Hertha-Manager Preetz packt aus: Klinsmann hat "Götze nicht ans Telefon bekommen"

Berlin - Was war das für eine Transferperiode! Kein Verein gab in diesem Winter mehr Geld aus als Hertha BSC. Für 77 Millionen Euro ließen sich die Berliner die Dienste von Matheus Cunha, Santiago Ascacibar, Krzysztof Piatek und Lucas Tousart sichern. Dabei hatte Ex-Trainer Jürgen Klinsmann noch ganz andere Kaliber im Visier: unter anderem Julian Draxler und Mario Götze!

Jürgen Klinsmann hatte sich vergeblich um eine Kontaktaufnahme mit Mario Götze bemüht.
Jürgen Klinsmann hatte sich vergeblich um eine Kontaktaufnahme mit Mario Götze bemüht.  © Thibault Camus/AP/dpa, Andreas Gora/dpa

"Nach meiner Kenntnis hat er es zumindest bei Mario Götze versucht.
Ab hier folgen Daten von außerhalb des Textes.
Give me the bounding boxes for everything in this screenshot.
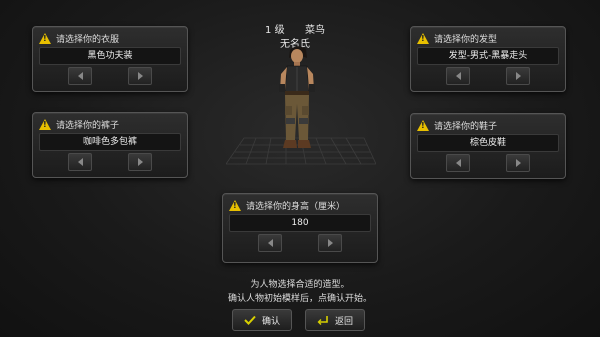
hair-prev-button[interactable] xyxy=(446,67,470,85)
clothes-panel: 请选择你的衣服 黑色功夫装 xyxy=(32,26,188,92)
back-button[interactable]: 返回 xyxy=(305,309,365,331)
character-rank: 菜鸟 xyxy=(304,25,325,36)
checkmark-icon xyxy=(244,315,256,325)
shoes-value: 棕色皮鞋 xyxy=(417,134,559,152)
height-panel: 请选择你的身高（厘米） 180 xyxy=(222,193,378,263)
pants-header: 请选择你的裤子 xyxy=(39,117,119,131)
pants-next-button[interactable] xyxy=(128,153,152,171)
back-label: 返回 xyxy=(334,316,353,327)
character-level: 1 级 xyxy=(265,25,285,36)
clothes-title: 请选择你的衣服 xyxy=(56,34,120,45)
hair-title: 请选择你的发型 xyxy=(434,34,498,45)
arrow-right-icon xyxy=(137,158,143,166)
hair-next-button[interactable] xyxy=(506,67,530,85)
clothes-prev-button[interactable] xyxy=(68,67,92,85)
warning-icon xyxy=(417,119,429,131)
pants-panel: 请选择你的裤子 咖啡色多包裤 xyxy=(32,112,188,178)
shoes-panel: 请选择你的鞋子 棕色皮鞋 xyxy=(410,113,566,179)
arrow-right-icon xyxy=(515,159,521,167)
warning-icon xyxy=(417,32,429,44)
hint-line-2: 确认人物初始模样后，点确认开始。 xyxy=(227,294,372,304)
height-header: 请选择你的身高（厘米） xyxy=(229,198,345,212)
height-title: 请选择你的身高（厘米） xyxy=(246,201,346,212)
hint-text: 为人物选择合适的造型。 确认人物初始模样后，点确认开始。 xyxy=(200,278,400,306)
character-avatar[interactable] xyxy=(276,44,318,164)
height-next-button[interactable] xyxy=(318,234,342,252)
shoes-prev-button[interactable] xyxy=(446,154,470,172)
warning-icon xyxy=(39,32,51,44)
hair-value: 发型-男式-黑暴走头 xyxy=(417,47,559,65)
arrow-left-icon xyxy=(267,239,273,247)
arrow-right-icon xyxy=(515,72,521,80)
arrow-left-icon xyxy=(455,159,461,167)
hint-line-1: 为人物选择合适的造型。 xyxy=(250,280,350,290)
confirm-label: 确认 xyxy=(261,316,280,327)
return-arrow-icon xyxy=(317,316,328,325)
arrow-left-icon xyxy=(77,72,83,80)
hair-panel: 请选择你的发型 发型-男式-黑暴走头 xyxy=(410,26,566,92)
pants-value: 咖啡色多包裤 xyxy=(39,133,181,151)
hair-header: 请选择你的发型 xyxy=(417,31,497,45)
arrow-left-icon xyxy=(77,158,83,166)
confirm-button[interactable]: 确认 xyxy=(232,309,292,331)
pants-title: 请选择你的裤子 xyxy=(56,120,120,131)
pants-prev-button[interactable] xyxy=(68,153,92,171)
arrow-left-icon xyxy=(455,72,461,80)
shoes-header: 请选择你的鞋子 xyxy=(417,118,497,132)
arrow-right-icon xyxy=(327,239,333,247)
warning-icon xyxy=(39,118,51,130)
shoes-title: 请选择你的鞋子 xyxy=(434,121,498,132)
arrow-right-icon xyxy=(137,72,143,80)
warning-icon xyxy=(229,199,241,211)
height-value: 180 xyxy=(229,214,371,232)
clothes-next-button[interactable] xyxy=(128,67,152,85)
clothes-header: 请选择你的衣服 xyxy=(39,31,119,45)
clothes-value: 黑色功夫装 xyxy=(39,47,181,65)
height-prev-button[interactable] xyxy=(258,234,282,252)
shoes-next-button[interactable] xyxy=(506,154,530,172)
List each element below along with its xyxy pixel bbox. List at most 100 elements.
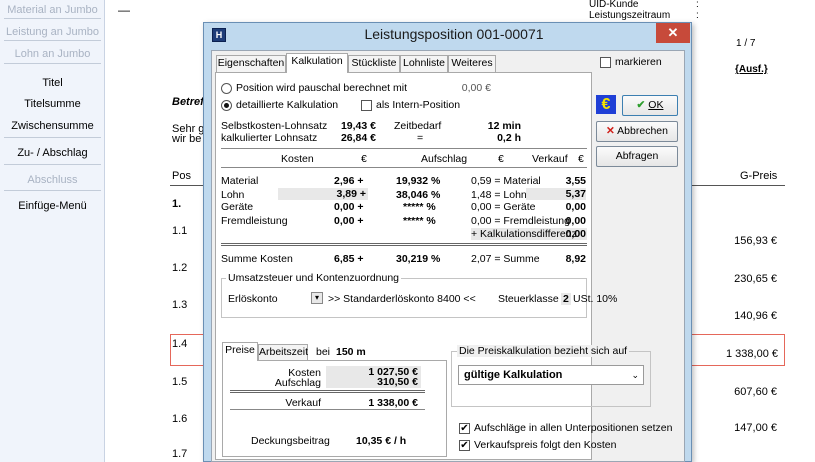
column-header-pos: Pos [172, 170, 191, 182]
sidebar-divider [4, 40, 101, 41]
double-divider [230, 390, 425, 393]
sidebar-item-leistung-an-jumbo[interactable]: Leistung an Jumbo [0, 26, 105, 38]
dialog-title: Leistungsposition 001-00071 [364, 26, 544, 42]
ok-button[interactable]: ✔ OK [622, 95, 678, 116]
dialog-titlebar[interactable]: H Leistungsposition 001-00071 ✕ [204, 23, 691, 47]
summe-kosten: 6,85 + [334, 253, 364, 265]
table-row-price: 147,00 € [734, 422, 777, 434]
divider [221, 148, 587, 149]
abbrechen-button[interactable]: ✕ Abbrechen [596, 121, 678, 142]
tab-kalkulation[interactable]: Kalkulation [286, 53, 348, 73]
tab-stueckliste[interactable]: Stückliste [348, 55, 400, 72]
hours-value: 0,2 h [497, 132, 521, 144]
sidebar-item-einfuege-menue[interactable]: Einfüge-Menü [0, 200, 105, 212]
app-icon: H [212, 28, 226, 42]
intern-checkbox[interactable] [361, 100, 372, 111]
dash-mark: — [118, 3, 130, 17]
preiskalk-title: Die Preiskalkulation bezieht sich auf [457, 345, 630, 357]
header-kosten: Kosten [281, 153, 314, 165]
chevron-down-icon: ⌄ [631, 370, 639, 380]
sidebar-divider [4, 18, 101, 19]
ust-group-title: Umsatzsteuer und Kontenzuordnung [226, 272, 402, 284]
cost-row-label: Geräte [221, 201, 254, 213]
sidebar-divider [4, 137, 101, 138]
header-period-label: Leistungszeitraum [589, 10, 671, 21]
table-row-pos: 1.7 [172, 448, 188, 460]
cost-row-aufschlag[interactable]: ***** % [403, 201, 436, 213]
table-row-pos: 1.3 [172, 299, 188, 311]
cost-row-eur: 0,59 = Material [471, 175, 541, 187]
zeitbedarf-value[interactable]: 12 min [461, 120, 521, 132]
verkaufspreis-label: Verkaufspreis folgt den Kosten [474, 439, 617, 451]
verkaufspreis-checkbox[interactable]: ✔ [459, 440, 470, 451]
cost-row-verkauf: 0,00 [565, 201, 586, 213]
table-row-price: 607,60 € [734, 386, 777, 398]
detailliert-radio[interactable] [221, 100, 232, 111]
sidebar-item-zu-abschlag[interactable]: Zu- / Abschlag [0, 147, 105, 159]
preise-verkauf-value[interactable]: 1 338,00 € [326, 397, 421, 409]
tab-eigenschaften[interactable]: Eigenschaften [216, 55, 286, 72]
header-aufschlag: Aufschlag [421, 153, 468, 165]
preise-verkauf-label: Verkauf [285, 397, 321, 409]
cost-row-verkauf: 0,00 [565, 215, 586, 227]
table-row-price: 1 338,00 € [726, 348, 778, 360]
summe-aufschlag[interactable]: 30,219 % [396, 253, 440, 265]
cost-row-aufschlag[interactable]: ***** % [403, 215, 436, 227]
sidebar-item-abschluss[interactable]: Abschluss [0, 174, 105, 186]
abbrechen-label: Abbrechen [617, 125, 668, 137]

Ich habe da aber keine Rückmeldung bekommen", sagte Hertha-Manager Michael Preetz im "Bild"-Podcast "Phrasenmäher".

Der Vertrag des Final-Torschützen der WM 2014 läuft im Sommer aus. Dass Götze in Zukunft Blau-Weiß statt Schwarz-Gelb trägt, war allerdings schon damals sehr unwahrscheinlich. Ein Kontakt zwischen Hertha und dem BVB-Star kam nie zustande. 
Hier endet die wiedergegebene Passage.